The Housing Market Could Grow In 2026 If This Happens
In 2025, the United States experienced housing market stagnation, with little change in month-over-month and year-over-year sales. Asad Khan, a senior economist at Redfin, said, "Many would-be homebuyers and sellers are paralyzed by high prices and economic uncertainty." But because the housing sector accounts for between 15% and 18% of the U.S. GDP, politicians and investors alike are working to alleviate the housing problems the country is currently facing heading into 2026. Affordability is definitely a big concern for younger buyers looking to purchase their first home; meanwhile, people who bought homes in the 2010s or in 2020, when interest rates were between 3% and 4%, don't want to give up their affordable monthly payments, although it's estimated there are around 500,000 more homes for sale than there are buyers. Portable mortgages could lead to a change in the housing market that makes more inventory available, but this might not be the answer for new buyers who lack an established low-rate mortgage.
Fortunately, the housing market could see some growth in 2026. Since mortgage rates, which were at their highest in 2023, have slightly but steadily declined over the last few years, further rate drops could prompt on-the-fence homebuyers to make a move. This is especially true if mortgage rates end up closer to the low 6% range that's predicted for 2026. Wage growth is also expected to outpace the rise in home prices, according to Redfin, translating to more income to put toward a mortgage and down payment.
How mortgage rates could affect the housing market in 2026
Mortgage rates play a major role in the housing market. High mortgage interest rates generally lower demand because they raise monthly housing payments. The opposite is also true — when mortgage rates drop, people are more apt to buy.
According to Freddie Mac, a 30-year fixed-rate mortgage was sitting at 6.15% as of December 31, 2025. That's a significant decrease from the 6.91% for a fixed-rate 30-year mortgage a year ago.

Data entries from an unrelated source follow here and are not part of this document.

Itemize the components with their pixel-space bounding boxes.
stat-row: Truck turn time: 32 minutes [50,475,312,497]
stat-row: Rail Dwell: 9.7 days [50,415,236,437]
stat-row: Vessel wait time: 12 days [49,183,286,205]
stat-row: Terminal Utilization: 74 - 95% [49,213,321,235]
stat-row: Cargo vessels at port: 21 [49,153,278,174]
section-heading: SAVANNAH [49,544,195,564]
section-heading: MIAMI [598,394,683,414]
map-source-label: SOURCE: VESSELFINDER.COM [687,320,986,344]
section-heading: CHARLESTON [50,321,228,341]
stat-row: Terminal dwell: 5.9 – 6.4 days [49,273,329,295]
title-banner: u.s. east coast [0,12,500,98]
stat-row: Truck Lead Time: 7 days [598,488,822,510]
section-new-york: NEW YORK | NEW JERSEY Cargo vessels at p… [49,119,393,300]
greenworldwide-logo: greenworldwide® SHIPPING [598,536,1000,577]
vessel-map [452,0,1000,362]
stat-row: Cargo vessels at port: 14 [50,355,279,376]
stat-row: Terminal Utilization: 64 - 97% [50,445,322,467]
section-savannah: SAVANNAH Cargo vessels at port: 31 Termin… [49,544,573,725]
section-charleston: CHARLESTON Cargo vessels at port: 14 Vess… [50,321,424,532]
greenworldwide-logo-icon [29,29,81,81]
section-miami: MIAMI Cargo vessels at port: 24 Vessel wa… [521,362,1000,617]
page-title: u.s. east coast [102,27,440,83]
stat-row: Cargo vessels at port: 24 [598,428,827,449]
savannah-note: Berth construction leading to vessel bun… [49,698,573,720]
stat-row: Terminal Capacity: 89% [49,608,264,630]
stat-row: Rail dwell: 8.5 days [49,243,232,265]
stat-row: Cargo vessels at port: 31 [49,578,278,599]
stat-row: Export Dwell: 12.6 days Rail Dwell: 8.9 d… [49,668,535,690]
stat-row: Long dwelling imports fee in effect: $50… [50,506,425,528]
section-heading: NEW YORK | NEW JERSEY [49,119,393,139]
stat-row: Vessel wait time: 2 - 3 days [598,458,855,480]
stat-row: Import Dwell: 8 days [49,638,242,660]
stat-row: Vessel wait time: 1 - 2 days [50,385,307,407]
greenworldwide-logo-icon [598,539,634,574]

While experts don't expect mortgage rates to fall below 6% in 2026, even this small drop could help encourage homebuyers to make a purchase.
That said, at 6%, it's unlikely anyone with mortgages locked in at the lower, 2020-to-2022 rates will be too willing to sell, knowing they'll have to take on a more expensive mortgage. Doing so would result in an increased monthly house payment, which could make buyers officially house poor. But if wages increase and the mortgage rate at least holds steady, buyers will have more leverage. And while millennials overtook the Silent Generation in home wealth, they still have a long way to go to obtain what baby boomers had at the same age.